Asked to chose among 20 policy priorities, 39 percent of respondents picked direct government price negotiations with drug manufacturers first. That was followed in order of preference by increased federal spending to prepare for pandemics, more resources for long-term and home-based care and expanding Medicare to include dental, vision and hearing care. All of the proposals are included in the sweeping $3.5 trillion social spending package, but have been hotly contested as the Democratic caucus splits over ways to lower the overall price tag and garner enough votes.

Only 23 percent of poll respondents rank rebuilding roads, bridges and airports “extremely important,” and just 15 percent said high-speed internet in rural communities was vital, despite those issues being cornerstones of Biden’s agenda and key provisions in the $500 billion infrastructure package.

“When I looked at the priorities, I was actually quite surprised because I thought infrastructure was supposed to be number one. A lot of these are very personal things that came out,” Blendon said. “Long-term care doesn’t usually rank that high, but thousands have just died in nursing homes.”

The health priorities also cut across party lines, with Democrats and Republicans alike ranking drug price negotiation high.

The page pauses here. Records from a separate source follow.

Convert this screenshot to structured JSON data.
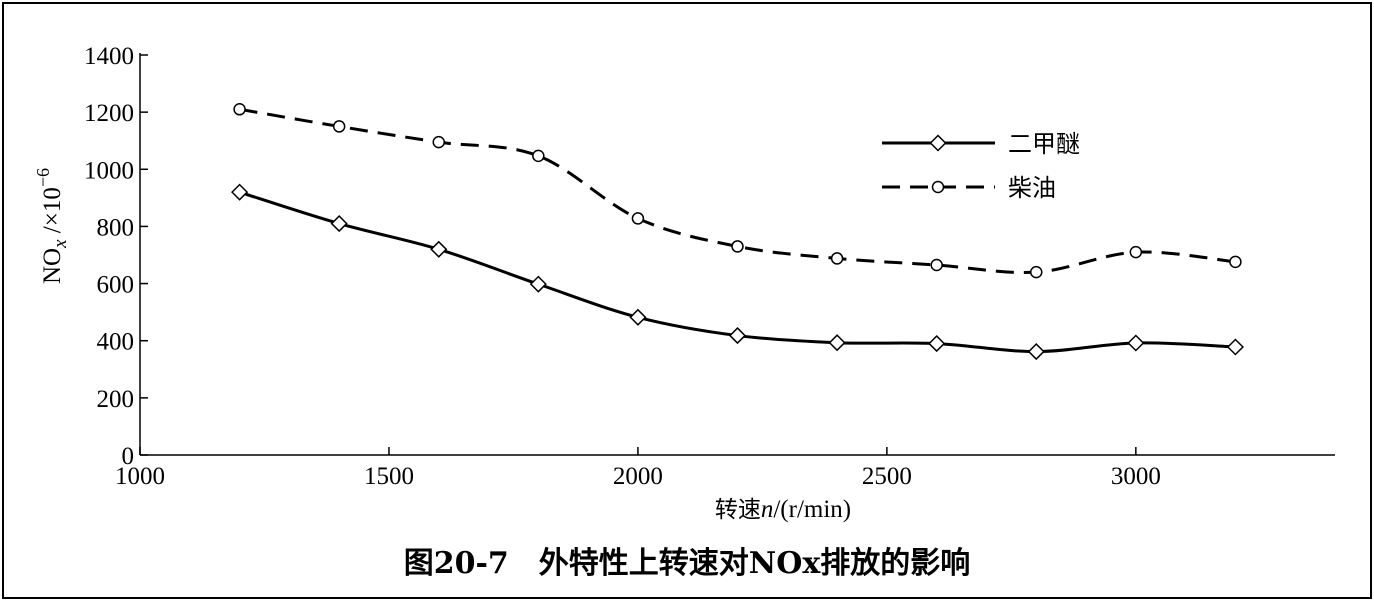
{
  "chart_data": {
    "type": "line",
    "x": [
      1200,
      1400,
      1600,
      1800,
      2000,
      2200,
      2400,
      2600,
      2800,
      3000,
      3200
    ],
    "series": [
      {
        "name": "二甲醚",
        "values": [
          920,
          810,
          720,
          598,
          482,
          418,
          393,
          390,
          362,
          392,
          378
        ],
        "line_style": "solid",
        "marker": "diamond"
      },
      {
        "name": "柴油",
        "values": [
          1210,
          1150,
          1095,
          1047,
          828,
          730,
          688,
          665,
          640,
          710,
          676
        ],
        "line_style": "dashed",
        "marker": "circle"
      }
    ],
    "xlim": [
      1000,
      3400
    ],
    "ylim": [
      0,
      1400
    ],
    "xticks": [
      1000,
      1500,
      2000,
      2500,
      3000
    ],
    "yticks": [
      0,
      200,
      400,
      600,
      800,
      1000,
      1200,
      1400
    ],
    "xlabel": "转速n/(r/min)",
    "ylabel": "NOx /×10⁻⁶",
    "legend_position": "upper-right",
    "grid": false,
    "color": "#000000"
  },
  "caption": "图20-7　外特性上转速对NOx排放的影响"
}
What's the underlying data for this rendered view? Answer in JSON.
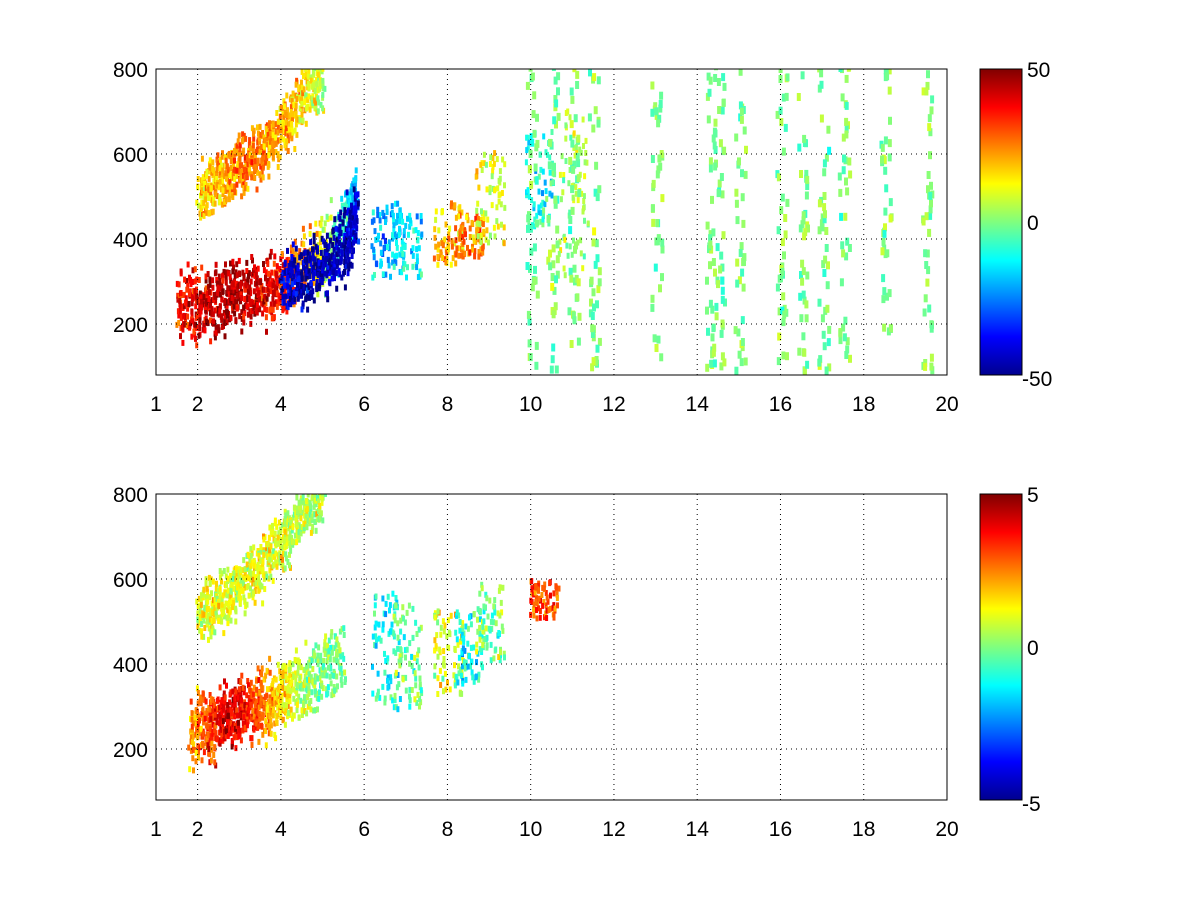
{
  "chart_data": [
    {
      "type": "heatmap",
      "title": "",
      "xlabel": "",
      "ylabel": "",
      "xlim": [
        1,
        20
      ],
      "ylim": [
        80,
        800
      ],
      "grid": true,
      "colormap": "jet",
      "xticks": [
        1,
        2,
        4,
        6,
        8,
        10,
        12,
        14,
        16,
        18,
        20
      ],
      "yticks": [
        200,
        400,
        600,
        800
      ],
      "colorbar": {
        "min": -50,
        "max": 50,
        "ticks": [
          50,
          0,
          -50
        ],
        "tick_labels": [
          "50",
          "0",
          "-50"
        ]
      },
      "features": {
        "lower_curve": [
          [
            1.5,
            225,
            35
          ],
          [
            2.0,
            235,
            40
          ],
          [
            2.5,
            245,
            45
          ],
          [
            3.0,
            258,
            45
          ],
          [
            3.5,
            270,
            40
          ],
          [
            4.0,
            290,
            35
          ],
          [
            4.5,
            320,
            25
          ],
          [
            5.0,
            360,
            10
          ],
          [
            5.5,
            420,
            -10
          ],
          [
            5.8,
            480,
            -20
          ]
        ],
        "blue_band": [
          [
            4.0,
            280,
            -40
          ],
          [
            4.5,
            300,
            -45
          ],
          [
            5.0,
            330,
            -45
          ],
          [
            5.5,
            380,
            -45
          ],
          [
            5.8,
            450,
            -40
          ]
        ],
        "upper_curve": [
          [
            2.0,
            500,
            15
          ],
          [
            2.5,
            530,
            20
          ],
          [
            3.0,
            560,
            25
          ],
          [
            3.5,
            600,
            25
          ],
          [
            4.0,
            650,
            20
          ],
          [
            4.5,
            720,
            15
          ],
          [
            5.0,
            780,
            5
          ]
        ],
        "blobs": [
          [
            6.5,
            300,
            480,
            -20
          ],
          [
            7.0,
            300,
            450,
            -15
          ],
          [
            8.0,
            330,
            480,
            20
          ],
          [
            8.5,
            350,
            450,
            25
          ],
          [
            9.0,
            380,
            600,
            10
          ],
          [
            10.2,
            420,
            650,
            -10
          ],
          [
            11.0,
            300,
            700,
            5
          ]
        ],
        "scatter_columns": [
          10,
          10.5,
          11,
          11.5,
          13,
          14.3,
          14.5,
          15,
          16,
          16.5,
          17,
          17.5,
          18.5,
          19.5
        ]
      }
    },
    {
      "type": "heatmap",
      "title": "",
      "xlabel": "",
      "ylabel": "",
      "xlim": [
        1,
        20
      ],
      "ylim": [
        80,
        800
      ],
      "grid": true,
      "colormap": "jet",
      "xticks": [
        1,
        2,
        4,
        6,
        8,
        10,
        12,
        14,
        16,
        18,
        20
      ],
      "yticks": [
        200,
        400,
        600,
        800
      ],
      "colorbar": {
        "min": -5,
        "max": 5,
        "ticks": [
          5,
          0,
          -5
        ],
        "tick_labels": [
          "5",
          "0",
          "-5"
        ]
      },
      "features": {
        "lower_curve": [
          [
            1.8,
            230,
            2
          ],
          [
            2.2,
            245,
            3
          ],
          [
            2.6,
            262,
            4
          ],
          [
            3.0,
            280,
            4
          ],
          [
            3.4,
            295,
            3
          ],
          [
            3.8,
            310,
            2
          ],
          [
            4.2,
            330,
            1
          ],
          [
            4.8,
            360,
            0
          ],
          [
            5.5,
            420,
            0
          ]
        ],
        "upper_curve": [
          [
            2.0,
            500,
            1
          ],
          [
            2.5,
            540,
            1
          ],
          [
            3.0,
            580,
            1
          ],
          [
            3.5,
            620,
            1
          ],
          [
            4.0,
            680,
            1
          ],
          [
            4.5,
            740,
            0.5
          ],
          [
            5.0,
            790,
            0.5
          ]
        ],
        "blobs": [
          [
            6.5,
            280,
            560,
            -1
          ],
          [
            7.0,
            290,
            540,
            0
          ],
          [
            8.0,
            320,
            520,
            1
          ],
          [
            8.5,
            340,
            520,
            -1
          ],
          [
            9.0,
            400,
            580,
            0
          ],
          [
            10.3,
            500,
            590,
            3
          ]
        ],
        "scatter_columns": []
      }
    }
  ]
}
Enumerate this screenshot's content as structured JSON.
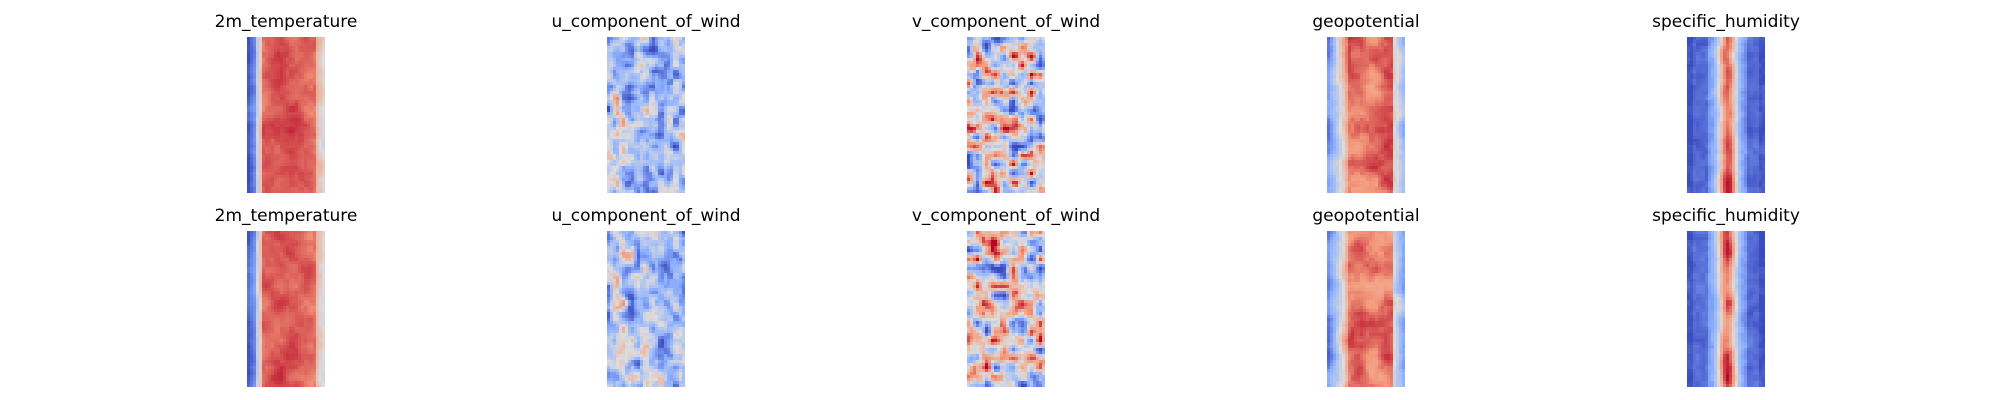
{
  "chart_data": {
    "type": "heatmap",
    "layout": {
      "rows": 2,
      "cols": 5
    },
    "colormap": "coolwarm",
    "colormap_stops": [
      "#3b4cc0",
      "#8db0fe",
      "#dddddd",
      "#f49a7b",
      "#b40426"
    ],
    "axes_visible": false,
    "panels": [
      {
        "title": "2m_temperature",
        "pattern": "temperature",
        "seed": 11
      },
      {
        "title": "u_component_of_wind",
        "pattern": "uwind",
        "seed": 23
      },
      {
        "title": "v_component_of_wind",
        "pattern": "vwind",
        "seed": 37
      },
      {
        "title": "geopotential",
        "pattern": "geopotential",
        "seed": 41
      },
      {
        "title": "specific_humidity",
        "pattern": "humidity",
        "seed": 53
      },
      {
        "title": "2m_temperature",
        "pattern": "temperature",
        "seed": 67
      },
      {
        "title": "u_component_of_wind",
        "pattern": "uwind",
        "seed": 71
      },
      {
        "title": "v_component_of_wind",
        "pattern": "vwind",
        "seed": 83
      },
      {
        "title": "geopotential",
        "pattern": "geopotential",
        "seed": 97
      },
      {
        "title": "specific_humidity",
        "pattern": "humidity",
        "seed": 101
      }
    ]
  }
}
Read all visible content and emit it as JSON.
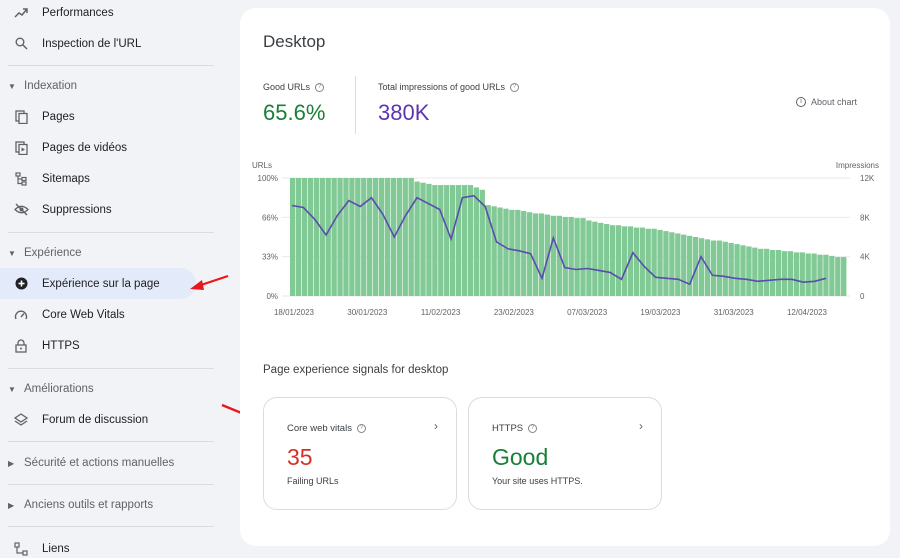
{
  "sidebar": {
    "items": [
      {
        "label": "Performances",
        "icon": "trending-up-icon"
      },
      {
        "label": "Inspection de l'URL",
        "icon": "search-icon"
      },
      {
        "label": "Pages",
        "icon": "pages-icon"
      },
      {
        "label": "Pages de vidéos",
        "icon": "video-pages-icon"
      },
      {
        "label": "Sitemaps",
        "icon": "sitemap-icon"
      },
      {
        "label": "Suppressions",
        "icon": "eye-off-icon"
      },
      {
        "label": "Expérience sur la page",
        "icon": "add-circle-icon"
      },
      {
        "label": "Core Web Vitals",
        "icon": "speedometer-icon"
      },
      {
        "label": "HTTPS",
        "icon": "lock-icon"
      },
      {
        "label": "Forum de discussion",
        "icon": "layers-icon"
      },
      {
        "label": "Liens",
        "icon": "link-icon"
      }
    ],
    "sections": {
      "indexation": "Indexation",
      "experience": "Expérience",
      "ameliorations": "Améliorations",
      "securite": "Sécurité et actions manuelles",
      "anciens": "Anciens outils et rapports"
    }
  },
  "card": {
    "title": "Desktop",
    "good_urls_label": "Good URLs",
    "good_urls_value": "65.6%",
    "impressions_label": "Total impressions of good URLs",
    "impressions_value": "380K",
    "about_chart": "About chart",
    "signals_title": "Page experience signals for desktop"
  },
  "signals": [
    {
      "title": "Core web vitals",
      "value": "35",
      "sub": "Failing URLs",
      "color": "#d93025"
    },
    {
      "title": "HTTPS",
      "value": "Good",
      "sub": "Your site uses HTTPS.",
      "color": "#188038"
    }
  ],
  "colors": {
    "good_green": "#188038",
    "impressions_purple": "#5e35b1",
    "bar_green": "#81c995",
    "line_purple": "#5c4bb0"
  },
  "chart_data": {
    "type": "bar",
    "left_axis_title": "URLs",
    "right_axis_title": "Impressions",
    "left_ticks": [
      "100%",
      "66%",
      "33%",
      "0%"
    ],
    "right_ticks": [
      "12K",
      "8K",
      "4K",
      "0"
    ],
    "x_ticks": [
      "18/01/2023",
      "30/01/2023",
      "11/02/2023",
      "23/02/2023",
      "07/03/2023",
      "19/03/2023",
      "31/03/2023",
      "12/04/2023"
    ],
    "ylim": [
      0,
      100
    ],
    "y2lim": [
      0,
      12000
    ],
    "series": [
      {
        "name": "Good URLs (%)",
        "values": [
          100,
          100,
          100,
          100,
          100,
          100,
          100,
          100,
          100,
          100,
          100,
          100,
          100,
          100,
          100,
          100,
          100,
          100,
          100,
          100,
          100,
          97,
          96,
          95,
          94,
          94,
          94,
          94,
          94,
          94,
          94,
          92,
          90,
          77,
          76,
          75,
          74,
          73,
          73,
          72,
          71,
          70,
          70,
          69,
          68,
          68,
          67,
          67,
          66,
          66,
          64,
          63,
          62,
          61,
          60,
          60,
          59,
          59,
          58,
          58,
          57,
          57,
          56,
          55,
          54,
          53,
          52,
          51,
          50,
          49,
          48,
          47,
          47,
          46,
          45,
          44,
          43,
          42,
          41,
          40,
          40,
          39,
          39,
          38,
          38,
          37,
          37,
          36,
          36,
          35,
          35,
          34,
          33,
          33
        ]
      },
      {
        "name": "Impressions",
        "values": [
          9200,
          9000,
          7800,
          6200,
          8200,
          9700,
          9100,
          10000,
          8300,
          6000,
          8200,
          10000,
          9400,
          8800,
          5800,
          10000,
          10200,
          9100,
          5500,
          4800,
          4600,
          4300,
          1800,
          5900,
          2900,
          2700,
          2800,
          2600,
          2400,
          1700,
          4400,
          3000,
          1900,
          1800,
          1700,
          1200,
          4000,
          2100,
          2000,
          1800,
          1700,
          1500,
          1600,
          1700,
          1700,
          1400,
          1500,
          1800
        ]
      }
    ]
  }
}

A House-leadership drug pricing plan was projected to save as much as $700 billion over a decade by allowing the government to directly negotiate prices on some of the highest-priced drugs in Medicare. But lawmakers are now discussing narrowing the list of drugs covered by the plan and dropping language that would have made the negotiated prices apply to private insurance.

Despite the feverish negotiations and the stakes involved, more than half of Americans are not closely watching the debate in Congress, according to the poll. Just 16 percent of people are ‘very closely’ following the process, most of them Republicans.

“Half of the public is not following this great debate at all,” Blendon said. “And that’s important because when I looked at the priorities, I see people picking things that relate to their own lives.”

The poll surveyed 1,006 adults from Sept. 14-19. The margin of error was plus or minus 4.1 percentage points.